Trinkwasserbrunnen an der Ruhr: Foto: Simplicius Lizenz: GNU/FDL

Viele Bürger glauben, dass Unternehmen in öffentlicher Hand bessere Leistungen für weniger Geld bringen als Privatunternehmen. Gelsenwasser zeigt, dass das ein Vorurteil ist.

Nicht wenige sind der Meinung dass die Privatisierungen der vergangenen Jahrzehnte ein Irrweg waren und fordern das zumindest alles was mit der Grundversorgung zu tun hat, künftig von städtischen oder staatlichen Unternehmen geleistet werden sollte. Mal ganz davon ab, dass die Liberalisierung des Telekommunikationsmarktes ein Beispiel dafür ist, das Preise sinken und Leistungen steigen, wenn man gemeinsam mit der Privatisierung auch dafür sorgt, dass es zu einem starken Wettbewerb kommt – Monopole zu privatisieren ist natürlich Unfug – zeigen auch öffentliche Unternehmen, dass sie sich weniger an den Interessen ihrer Kunden als an denen ihrer Besitzer orientieren. Zum Beispiel Gelsenwasser. Nicht nur, dass das Unternehmen seinen Kunden Wasser zumutet, dass schlechter gefiltert ist als das des Mülheimer Versorgers RWW, an dem RWE zu 80 Prozent beteiligt ist, das

Unternehmen ist auch äußerst Gewinnorientiert – und bei Investitionen, die ja den Gewinn schmälern könnten, recht zurückhaltend.

Über 500 Millionen Euro führte Gelsenwasser zwischen 2005 und 2010 an die Städte Dortmund und Bochum und deren Tochterunternehmen ab. Davon müssen natürlich die Kredite für den Gelsenwasser-Kauf finanziert werden, aber es bleibt trotzdem eine ganze Menge übrig. Zum Beispiel um so Dinge wie den hochdefizitären Dortmunder Flughafen zu subventionieren. Oder dem VfL-Bochum finanziell zu helfen.

Und auch Gelsenwasser-Chef wird mit 800.000 Euro im Jahr auch höher entlohnt als Commerzbank-Boss Blessing.

Das neue kommunale Wirtschaftsrecht der rot-grünen Landesregierung kommt dem entgegen.
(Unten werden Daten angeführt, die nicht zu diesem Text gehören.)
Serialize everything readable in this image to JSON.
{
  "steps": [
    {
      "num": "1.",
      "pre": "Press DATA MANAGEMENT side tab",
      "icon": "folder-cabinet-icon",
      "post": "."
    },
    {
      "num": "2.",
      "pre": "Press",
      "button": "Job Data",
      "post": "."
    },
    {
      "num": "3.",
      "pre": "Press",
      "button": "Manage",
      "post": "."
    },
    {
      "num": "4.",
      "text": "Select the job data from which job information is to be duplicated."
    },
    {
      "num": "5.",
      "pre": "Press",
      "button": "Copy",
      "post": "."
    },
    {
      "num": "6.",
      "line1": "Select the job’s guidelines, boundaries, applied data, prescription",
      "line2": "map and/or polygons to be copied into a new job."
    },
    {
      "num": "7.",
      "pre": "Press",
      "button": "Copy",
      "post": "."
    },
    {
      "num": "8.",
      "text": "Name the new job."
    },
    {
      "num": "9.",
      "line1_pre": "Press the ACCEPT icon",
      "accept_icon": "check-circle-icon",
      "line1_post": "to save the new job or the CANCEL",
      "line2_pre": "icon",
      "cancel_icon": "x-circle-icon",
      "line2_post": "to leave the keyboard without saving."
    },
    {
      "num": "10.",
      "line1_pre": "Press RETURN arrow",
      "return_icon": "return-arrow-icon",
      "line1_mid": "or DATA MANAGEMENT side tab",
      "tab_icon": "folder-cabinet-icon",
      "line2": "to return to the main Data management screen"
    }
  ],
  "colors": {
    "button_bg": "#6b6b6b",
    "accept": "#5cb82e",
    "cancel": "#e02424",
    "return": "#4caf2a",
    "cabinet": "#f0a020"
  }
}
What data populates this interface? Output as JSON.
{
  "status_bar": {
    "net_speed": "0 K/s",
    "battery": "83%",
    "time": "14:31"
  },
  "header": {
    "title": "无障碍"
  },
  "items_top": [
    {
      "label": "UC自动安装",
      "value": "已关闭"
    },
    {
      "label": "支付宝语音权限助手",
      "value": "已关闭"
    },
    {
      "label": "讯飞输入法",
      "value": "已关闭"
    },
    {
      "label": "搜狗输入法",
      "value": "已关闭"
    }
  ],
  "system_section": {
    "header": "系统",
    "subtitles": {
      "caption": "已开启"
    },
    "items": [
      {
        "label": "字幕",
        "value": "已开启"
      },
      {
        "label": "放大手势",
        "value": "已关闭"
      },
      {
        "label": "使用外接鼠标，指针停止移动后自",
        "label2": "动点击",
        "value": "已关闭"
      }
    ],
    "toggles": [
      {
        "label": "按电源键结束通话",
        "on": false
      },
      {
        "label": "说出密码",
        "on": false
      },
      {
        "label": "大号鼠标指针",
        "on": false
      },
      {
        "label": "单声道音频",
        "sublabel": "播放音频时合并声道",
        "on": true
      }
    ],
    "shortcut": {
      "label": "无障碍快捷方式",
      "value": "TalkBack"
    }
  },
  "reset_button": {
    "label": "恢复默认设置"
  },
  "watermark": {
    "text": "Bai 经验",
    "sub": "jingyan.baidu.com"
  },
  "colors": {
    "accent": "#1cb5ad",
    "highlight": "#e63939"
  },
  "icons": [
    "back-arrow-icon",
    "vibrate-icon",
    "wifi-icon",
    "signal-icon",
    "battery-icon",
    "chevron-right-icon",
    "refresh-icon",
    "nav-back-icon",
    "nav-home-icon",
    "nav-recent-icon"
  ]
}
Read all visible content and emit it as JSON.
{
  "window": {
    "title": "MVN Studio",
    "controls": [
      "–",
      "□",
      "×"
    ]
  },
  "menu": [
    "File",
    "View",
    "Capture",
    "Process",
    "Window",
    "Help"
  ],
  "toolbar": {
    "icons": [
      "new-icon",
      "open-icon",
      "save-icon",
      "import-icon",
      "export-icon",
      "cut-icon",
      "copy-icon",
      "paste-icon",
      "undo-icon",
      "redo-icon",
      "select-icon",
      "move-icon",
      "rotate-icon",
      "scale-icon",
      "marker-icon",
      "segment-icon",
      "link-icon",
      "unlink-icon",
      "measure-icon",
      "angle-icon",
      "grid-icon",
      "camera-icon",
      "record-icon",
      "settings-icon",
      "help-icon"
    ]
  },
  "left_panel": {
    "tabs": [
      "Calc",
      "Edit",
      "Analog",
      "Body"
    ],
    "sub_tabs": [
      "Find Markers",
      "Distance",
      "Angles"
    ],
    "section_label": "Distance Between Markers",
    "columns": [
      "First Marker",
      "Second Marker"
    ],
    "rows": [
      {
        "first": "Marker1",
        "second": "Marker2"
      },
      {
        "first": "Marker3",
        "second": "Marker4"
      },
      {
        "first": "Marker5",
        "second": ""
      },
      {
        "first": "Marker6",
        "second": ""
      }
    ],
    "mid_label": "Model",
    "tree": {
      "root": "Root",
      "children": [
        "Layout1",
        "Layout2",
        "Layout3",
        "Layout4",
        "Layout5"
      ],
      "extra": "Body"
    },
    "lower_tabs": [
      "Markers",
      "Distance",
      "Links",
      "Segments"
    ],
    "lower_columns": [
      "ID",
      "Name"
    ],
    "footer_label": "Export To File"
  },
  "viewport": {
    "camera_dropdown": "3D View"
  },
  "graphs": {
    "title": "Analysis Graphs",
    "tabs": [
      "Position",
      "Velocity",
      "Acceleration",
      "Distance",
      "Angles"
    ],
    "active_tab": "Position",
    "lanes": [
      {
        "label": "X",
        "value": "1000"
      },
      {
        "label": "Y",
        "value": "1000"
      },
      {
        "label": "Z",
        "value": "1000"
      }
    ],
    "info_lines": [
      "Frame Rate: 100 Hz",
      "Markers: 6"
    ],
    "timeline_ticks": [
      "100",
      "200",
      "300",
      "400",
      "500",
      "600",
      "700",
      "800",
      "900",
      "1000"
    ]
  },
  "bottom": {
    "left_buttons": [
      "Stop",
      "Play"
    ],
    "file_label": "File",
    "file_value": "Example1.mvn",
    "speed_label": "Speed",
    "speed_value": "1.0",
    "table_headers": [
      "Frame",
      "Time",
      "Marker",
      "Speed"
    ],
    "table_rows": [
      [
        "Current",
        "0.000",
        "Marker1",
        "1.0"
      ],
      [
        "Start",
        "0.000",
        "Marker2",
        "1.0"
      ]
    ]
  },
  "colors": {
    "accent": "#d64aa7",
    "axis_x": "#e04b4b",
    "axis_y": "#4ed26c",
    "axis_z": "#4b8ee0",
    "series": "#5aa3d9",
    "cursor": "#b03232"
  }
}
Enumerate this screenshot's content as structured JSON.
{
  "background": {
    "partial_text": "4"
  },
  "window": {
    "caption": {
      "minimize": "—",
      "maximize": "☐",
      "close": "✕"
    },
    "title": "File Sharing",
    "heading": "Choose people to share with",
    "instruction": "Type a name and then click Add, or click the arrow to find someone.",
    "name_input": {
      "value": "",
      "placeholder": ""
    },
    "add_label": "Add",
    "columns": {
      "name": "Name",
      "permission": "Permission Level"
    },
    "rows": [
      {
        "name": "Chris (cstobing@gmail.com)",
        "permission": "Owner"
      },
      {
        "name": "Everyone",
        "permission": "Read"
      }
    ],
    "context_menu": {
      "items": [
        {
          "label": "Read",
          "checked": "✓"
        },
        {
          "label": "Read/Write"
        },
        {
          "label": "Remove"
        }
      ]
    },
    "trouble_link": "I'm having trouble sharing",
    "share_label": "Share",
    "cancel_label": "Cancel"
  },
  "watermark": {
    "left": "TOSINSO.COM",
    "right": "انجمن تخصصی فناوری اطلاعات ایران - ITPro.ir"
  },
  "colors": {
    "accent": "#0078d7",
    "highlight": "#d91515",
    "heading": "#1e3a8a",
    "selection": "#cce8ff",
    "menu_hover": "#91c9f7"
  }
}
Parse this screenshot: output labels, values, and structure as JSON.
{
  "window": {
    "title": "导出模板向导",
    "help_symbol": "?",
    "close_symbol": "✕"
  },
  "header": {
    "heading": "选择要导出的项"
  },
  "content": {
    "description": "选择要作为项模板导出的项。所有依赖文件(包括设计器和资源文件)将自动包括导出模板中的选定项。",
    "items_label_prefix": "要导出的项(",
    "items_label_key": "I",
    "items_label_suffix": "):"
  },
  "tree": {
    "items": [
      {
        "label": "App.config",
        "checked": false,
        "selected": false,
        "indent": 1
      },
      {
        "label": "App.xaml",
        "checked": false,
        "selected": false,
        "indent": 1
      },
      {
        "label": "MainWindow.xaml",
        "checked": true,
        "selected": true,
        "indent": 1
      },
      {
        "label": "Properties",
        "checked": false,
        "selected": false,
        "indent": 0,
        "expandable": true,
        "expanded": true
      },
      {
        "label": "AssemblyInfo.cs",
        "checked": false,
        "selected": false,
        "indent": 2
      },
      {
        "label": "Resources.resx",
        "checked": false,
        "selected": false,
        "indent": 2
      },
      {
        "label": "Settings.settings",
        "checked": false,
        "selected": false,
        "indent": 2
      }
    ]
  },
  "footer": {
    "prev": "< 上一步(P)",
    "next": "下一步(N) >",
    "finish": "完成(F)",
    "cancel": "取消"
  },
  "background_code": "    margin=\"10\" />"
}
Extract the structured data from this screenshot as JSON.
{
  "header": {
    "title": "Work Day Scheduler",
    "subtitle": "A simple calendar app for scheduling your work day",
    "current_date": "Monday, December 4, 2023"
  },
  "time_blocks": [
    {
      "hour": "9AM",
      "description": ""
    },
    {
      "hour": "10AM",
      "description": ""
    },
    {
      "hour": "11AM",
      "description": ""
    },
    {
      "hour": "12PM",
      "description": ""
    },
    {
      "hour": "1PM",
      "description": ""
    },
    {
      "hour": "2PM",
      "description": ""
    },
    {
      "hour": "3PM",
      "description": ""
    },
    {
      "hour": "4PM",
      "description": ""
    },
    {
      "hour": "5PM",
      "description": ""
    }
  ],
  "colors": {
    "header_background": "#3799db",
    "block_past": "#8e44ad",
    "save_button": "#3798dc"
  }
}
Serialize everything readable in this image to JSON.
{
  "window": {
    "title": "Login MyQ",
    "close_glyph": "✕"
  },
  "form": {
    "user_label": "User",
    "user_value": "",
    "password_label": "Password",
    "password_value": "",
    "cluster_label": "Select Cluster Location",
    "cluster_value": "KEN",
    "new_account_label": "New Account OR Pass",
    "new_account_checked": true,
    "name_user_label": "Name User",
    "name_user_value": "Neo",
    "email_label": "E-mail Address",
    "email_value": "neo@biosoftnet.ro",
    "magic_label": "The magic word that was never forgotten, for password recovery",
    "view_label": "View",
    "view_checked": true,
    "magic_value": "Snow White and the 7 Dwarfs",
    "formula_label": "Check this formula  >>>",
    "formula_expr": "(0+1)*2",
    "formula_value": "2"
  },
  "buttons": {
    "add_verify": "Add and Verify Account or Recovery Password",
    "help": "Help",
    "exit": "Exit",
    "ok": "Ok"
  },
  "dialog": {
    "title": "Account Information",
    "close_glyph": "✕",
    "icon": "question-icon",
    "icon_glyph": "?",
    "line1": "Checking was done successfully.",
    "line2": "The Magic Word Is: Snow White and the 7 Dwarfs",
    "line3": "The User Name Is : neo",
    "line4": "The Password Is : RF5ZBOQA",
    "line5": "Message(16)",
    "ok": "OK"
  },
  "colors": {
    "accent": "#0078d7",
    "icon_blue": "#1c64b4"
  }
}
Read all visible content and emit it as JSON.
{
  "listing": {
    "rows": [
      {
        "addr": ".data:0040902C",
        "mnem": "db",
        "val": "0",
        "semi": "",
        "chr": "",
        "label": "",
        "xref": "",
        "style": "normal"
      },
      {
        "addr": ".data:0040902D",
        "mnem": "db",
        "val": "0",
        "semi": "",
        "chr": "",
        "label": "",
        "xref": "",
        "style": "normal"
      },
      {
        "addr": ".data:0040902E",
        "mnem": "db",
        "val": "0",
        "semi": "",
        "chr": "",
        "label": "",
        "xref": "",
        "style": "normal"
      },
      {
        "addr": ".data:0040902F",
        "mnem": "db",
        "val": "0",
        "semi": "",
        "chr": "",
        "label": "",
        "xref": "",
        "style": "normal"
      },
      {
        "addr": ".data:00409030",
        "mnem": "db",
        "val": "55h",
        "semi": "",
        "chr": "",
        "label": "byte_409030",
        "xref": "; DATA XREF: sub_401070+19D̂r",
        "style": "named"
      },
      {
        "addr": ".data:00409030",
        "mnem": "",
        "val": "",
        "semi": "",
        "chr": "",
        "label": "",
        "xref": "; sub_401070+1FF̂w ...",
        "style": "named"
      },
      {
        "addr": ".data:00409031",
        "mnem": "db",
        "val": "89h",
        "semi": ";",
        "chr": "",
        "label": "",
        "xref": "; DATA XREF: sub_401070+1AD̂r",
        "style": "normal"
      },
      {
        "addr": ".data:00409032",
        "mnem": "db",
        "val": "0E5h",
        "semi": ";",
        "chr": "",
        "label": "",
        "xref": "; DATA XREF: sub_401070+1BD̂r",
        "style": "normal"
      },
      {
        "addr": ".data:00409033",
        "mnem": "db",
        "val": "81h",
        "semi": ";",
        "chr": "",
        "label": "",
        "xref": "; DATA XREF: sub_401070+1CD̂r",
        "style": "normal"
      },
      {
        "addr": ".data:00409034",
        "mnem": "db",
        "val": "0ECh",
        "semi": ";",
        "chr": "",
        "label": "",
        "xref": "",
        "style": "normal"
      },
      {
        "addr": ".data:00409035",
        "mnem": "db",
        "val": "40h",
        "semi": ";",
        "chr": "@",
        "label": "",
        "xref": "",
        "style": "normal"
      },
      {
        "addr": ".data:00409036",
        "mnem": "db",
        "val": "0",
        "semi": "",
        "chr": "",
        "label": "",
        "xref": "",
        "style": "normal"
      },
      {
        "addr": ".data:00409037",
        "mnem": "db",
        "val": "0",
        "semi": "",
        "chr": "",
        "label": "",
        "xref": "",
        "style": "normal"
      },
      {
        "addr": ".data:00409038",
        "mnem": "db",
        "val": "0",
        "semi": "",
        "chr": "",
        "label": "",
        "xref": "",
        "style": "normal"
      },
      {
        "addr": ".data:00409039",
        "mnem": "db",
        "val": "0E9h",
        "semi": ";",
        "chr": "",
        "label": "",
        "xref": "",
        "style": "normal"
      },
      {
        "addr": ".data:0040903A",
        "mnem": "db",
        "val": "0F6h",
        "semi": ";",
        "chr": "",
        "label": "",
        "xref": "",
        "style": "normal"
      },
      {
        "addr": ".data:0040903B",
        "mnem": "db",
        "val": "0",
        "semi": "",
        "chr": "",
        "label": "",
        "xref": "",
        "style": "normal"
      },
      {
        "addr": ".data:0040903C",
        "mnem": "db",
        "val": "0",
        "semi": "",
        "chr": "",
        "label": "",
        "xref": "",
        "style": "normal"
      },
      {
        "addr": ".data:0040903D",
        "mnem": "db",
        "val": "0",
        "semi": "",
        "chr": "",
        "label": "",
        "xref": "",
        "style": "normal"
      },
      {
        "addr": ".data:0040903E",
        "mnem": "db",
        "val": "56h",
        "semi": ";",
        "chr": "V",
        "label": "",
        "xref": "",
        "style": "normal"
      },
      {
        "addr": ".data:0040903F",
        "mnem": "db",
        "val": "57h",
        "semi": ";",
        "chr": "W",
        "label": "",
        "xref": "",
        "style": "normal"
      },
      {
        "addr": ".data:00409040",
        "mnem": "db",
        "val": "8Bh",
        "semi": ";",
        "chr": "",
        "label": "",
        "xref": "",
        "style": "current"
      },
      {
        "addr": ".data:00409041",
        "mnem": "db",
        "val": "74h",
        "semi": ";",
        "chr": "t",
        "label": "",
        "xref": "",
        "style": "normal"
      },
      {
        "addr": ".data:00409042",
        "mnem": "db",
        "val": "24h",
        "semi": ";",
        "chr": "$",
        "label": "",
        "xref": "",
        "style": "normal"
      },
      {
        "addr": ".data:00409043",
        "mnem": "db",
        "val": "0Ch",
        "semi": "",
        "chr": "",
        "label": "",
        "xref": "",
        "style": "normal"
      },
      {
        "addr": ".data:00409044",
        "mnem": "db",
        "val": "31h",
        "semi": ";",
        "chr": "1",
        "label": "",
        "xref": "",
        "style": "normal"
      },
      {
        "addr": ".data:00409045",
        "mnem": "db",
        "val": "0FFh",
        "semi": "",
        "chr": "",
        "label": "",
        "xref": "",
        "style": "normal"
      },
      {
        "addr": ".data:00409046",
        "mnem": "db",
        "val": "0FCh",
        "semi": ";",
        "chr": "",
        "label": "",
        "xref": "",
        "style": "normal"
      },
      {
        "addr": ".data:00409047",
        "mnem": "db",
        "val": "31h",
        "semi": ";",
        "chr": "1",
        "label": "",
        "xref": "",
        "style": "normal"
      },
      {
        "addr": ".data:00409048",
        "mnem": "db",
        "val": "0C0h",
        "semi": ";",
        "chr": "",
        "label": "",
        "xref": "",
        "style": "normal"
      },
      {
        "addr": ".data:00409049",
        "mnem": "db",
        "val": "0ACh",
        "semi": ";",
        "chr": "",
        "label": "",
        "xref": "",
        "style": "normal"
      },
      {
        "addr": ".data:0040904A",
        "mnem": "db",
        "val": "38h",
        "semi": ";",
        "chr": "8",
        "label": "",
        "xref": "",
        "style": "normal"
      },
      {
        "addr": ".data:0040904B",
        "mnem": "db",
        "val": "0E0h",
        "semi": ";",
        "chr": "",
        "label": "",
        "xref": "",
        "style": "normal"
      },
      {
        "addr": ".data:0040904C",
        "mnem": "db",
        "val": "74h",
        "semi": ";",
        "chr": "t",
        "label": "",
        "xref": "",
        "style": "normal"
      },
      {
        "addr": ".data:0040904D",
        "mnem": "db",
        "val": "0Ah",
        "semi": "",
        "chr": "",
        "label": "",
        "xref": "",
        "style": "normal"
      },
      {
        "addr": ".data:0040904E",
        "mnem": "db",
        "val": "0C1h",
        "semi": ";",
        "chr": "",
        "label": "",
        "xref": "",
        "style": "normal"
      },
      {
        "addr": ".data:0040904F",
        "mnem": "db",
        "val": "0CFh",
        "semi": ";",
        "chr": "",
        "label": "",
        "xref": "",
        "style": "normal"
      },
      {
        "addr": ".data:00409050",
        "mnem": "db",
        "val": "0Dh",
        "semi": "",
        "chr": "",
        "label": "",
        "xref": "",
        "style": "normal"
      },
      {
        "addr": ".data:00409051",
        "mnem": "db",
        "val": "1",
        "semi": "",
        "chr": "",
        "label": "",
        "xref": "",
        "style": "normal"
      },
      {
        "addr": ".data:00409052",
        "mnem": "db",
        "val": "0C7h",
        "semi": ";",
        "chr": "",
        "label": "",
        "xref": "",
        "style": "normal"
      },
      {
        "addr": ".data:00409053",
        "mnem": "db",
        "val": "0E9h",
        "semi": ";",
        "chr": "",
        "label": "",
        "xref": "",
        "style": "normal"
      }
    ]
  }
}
Der Wille Geld verdienen reicht aus, damit sich Städte als Unternehmer versuchen dürfen. Das Risiko tragen natürlich die Bürger.

Warum behandelt man öffentliche Unternehmen eigentlich nicht so wie zum Beispiel Wohnungsbaugenossenschaften? Die dürfen die Einlagen ihrer Mitglieder höchstens mit vier Prozent verzinsen und sind verpflichtet, den Rest ihrer Gewinne zu investieren – zum Beispiel in die Renovierung ihrer Immobilien oder den Bau neuer Häuser.

Wäre doch auch eine schöne Idee für staatliche Unternehmen…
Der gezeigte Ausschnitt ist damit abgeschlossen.